My First Google Assistant App (Part 2)

Branded experiences create interesting marketing opportunities with Google Assistant applications. Part 1 discussed some of the design considerations. This post dives into the code to create a simple (but working) experience without database access, developed completely from the built-in console (no local laptop development environment required). The source code can be found in my GitHub repo, in the blopost-1 branch.

Please note, this is not an official Google code sample. I am just sharing my personal experiences as I learn using a personally hobby project as a sample.

I created this application to demonstrate branded experiences based on supporting a series of videos on YouTube I am slowly producing (cartoons for kids backed by principles from bible verses – see https://extra-ordinary.tv/ for more details). To add a bit of richness, I decided to create an app that could both navigate users to episodes and play random bible versus. To increase engagement it will also notify users when new content is available. The verses are presented by characters from the series as a form a brand reinforcement. Commerce applications may be notifications of new blog posts or new product offerings – e.g. the cake of the week from your local cake store.

Git Repo Structure

The code in the git repository consists of three groups of files:

  • Media files: All the images (.png) and audio clips (.mp3) my application needed. (Video files I uploaded to YouTube.)
  • Dialogflow configuration: The “extra-ordinary-phase-1.zip” file contains a ZIP export of all the dialog file configuration files. Dialogflow is what manages the heavy lifting of parsing user input and converting it into simple API calls, then taking the API responses and presenting them back to users. The configuration files are all text files, so you can read them all with a normal text editor. The ZIP file can be imported directly back into the Dialogflow console. So far I modify the Dialogflow configuration inside the console, using the exported ZIP file only as a backup.
  • Application code: There is a “package.json” file listing packages needed (I just used all the defaults provided) and “index.js” which is where the Node.js application logic goes, the focus of this blog post.

Consoles

I am not going to describe every step required to get the sample application up and going. If you get stuck I recommend going through some of the Actions of Google tutorials (there are links from the console). My purpose here is to give a feel of the potential with low code complexity required to build a branded Google Assistant app experience.
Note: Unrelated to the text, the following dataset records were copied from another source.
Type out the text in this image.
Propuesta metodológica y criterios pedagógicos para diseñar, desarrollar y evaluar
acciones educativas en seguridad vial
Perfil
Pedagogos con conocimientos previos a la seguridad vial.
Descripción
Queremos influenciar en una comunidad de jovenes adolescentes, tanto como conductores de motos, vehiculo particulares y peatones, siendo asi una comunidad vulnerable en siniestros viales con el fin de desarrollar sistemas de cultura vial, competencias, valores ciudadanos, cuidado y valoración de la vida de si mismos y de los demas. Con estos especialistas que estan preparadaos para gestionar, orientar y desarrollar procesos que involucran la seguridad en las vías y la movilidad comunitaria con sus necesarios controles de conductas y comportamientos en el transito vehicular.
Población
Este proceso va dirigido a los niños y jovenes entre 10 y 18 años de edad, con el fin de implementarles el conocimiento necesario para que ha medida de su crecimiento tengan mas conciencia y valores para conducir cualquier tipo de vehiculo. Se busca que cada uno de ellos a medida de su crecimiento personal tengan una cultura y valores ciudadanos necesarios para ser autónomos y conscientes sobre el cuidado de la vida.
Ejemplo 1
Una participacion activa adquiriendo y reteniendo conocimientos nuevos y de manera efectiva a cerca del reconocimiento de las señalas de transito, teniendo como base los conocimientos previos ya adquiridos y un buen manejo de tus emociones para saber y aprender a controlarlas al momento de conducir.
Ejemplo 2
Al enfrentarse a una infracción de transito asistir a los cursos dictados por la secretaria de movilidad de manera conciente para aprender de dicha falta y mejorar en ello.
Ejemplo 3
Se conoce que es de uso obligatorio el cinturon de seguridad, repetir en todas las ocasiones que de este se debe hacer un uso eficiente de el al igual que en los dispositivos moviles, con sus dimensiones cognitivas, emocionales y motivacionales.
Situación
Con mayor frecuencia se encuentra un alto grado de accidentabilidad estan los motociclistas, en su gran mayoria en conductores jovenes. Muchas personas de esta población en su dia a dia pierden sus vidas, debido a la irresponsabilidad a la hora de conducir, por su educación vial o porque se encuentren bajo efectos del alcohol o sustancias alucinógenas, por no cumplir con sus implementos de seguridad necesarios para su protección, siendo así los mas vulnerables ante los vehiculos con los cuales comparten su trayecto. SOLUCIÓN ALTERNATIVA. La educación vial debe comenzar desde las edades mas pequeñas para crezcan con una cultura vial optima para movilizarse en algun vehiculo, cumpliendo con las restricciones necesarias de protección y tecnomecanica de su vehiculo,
I introduce the main points you need to know, but skip some details.

To build a similar application yourself you will need to create a Google Cloud account. When I created my account I used a free trial period and got the application completely working without paying a cent.

Media Hosting

I uploaded all the media files my app needed to Google Storage and enabled them for public access. (I have some other content on YouTube that I also link to.) I did this via the Google Cloud console. Click on “Storage” in the side menu tab.

I created a bucket called “extra-ordinary-assistant-assets” to hold my media. I then created a directory tree of “v1/media” and uploaded all the media files to this folder. I set the “Share publicly” link on for all the files. There are APIs to access this storage, but I just enabled them all by hand. (I had set myself the personal challenge of building a complete working application only using consoles.)

I then copied all the public links (I right clicked on each “Public link” and selected “Copy link address”) into my application code. Because I don’t have much media (this is only a simple application), I dropped the links directly into the source code instead of using a database.

Dialogflow

Navigating to the Actions on Google console you can create your new Google Assistant application project. The screenshot below shows my existing project.

Clicking on Add/import takes you through the flow to create your own application. You can nominate the area your application falls in – I picked “Kids & Family” for my application.

There is a “Skip” link as well if you want to do this later.

Next you will arrive at the main console.

Clicking on “Decide how your Action is invoked” will prompt you for information like your application title (I used “Extra ordinary bible verses”) and some other related information. Click “Save” to save your information, then “Overview” in the side menu to go back to the top level menu. It should now show the quick setup is done, and offer you “Build your Action” choices.

Click “Add Action(s)” and select “Custom intent”.

Clicking “Build” will take you through a few account selections and permissions flows and drop you into the Dialogflow console. This is where I spent most of my time building this app.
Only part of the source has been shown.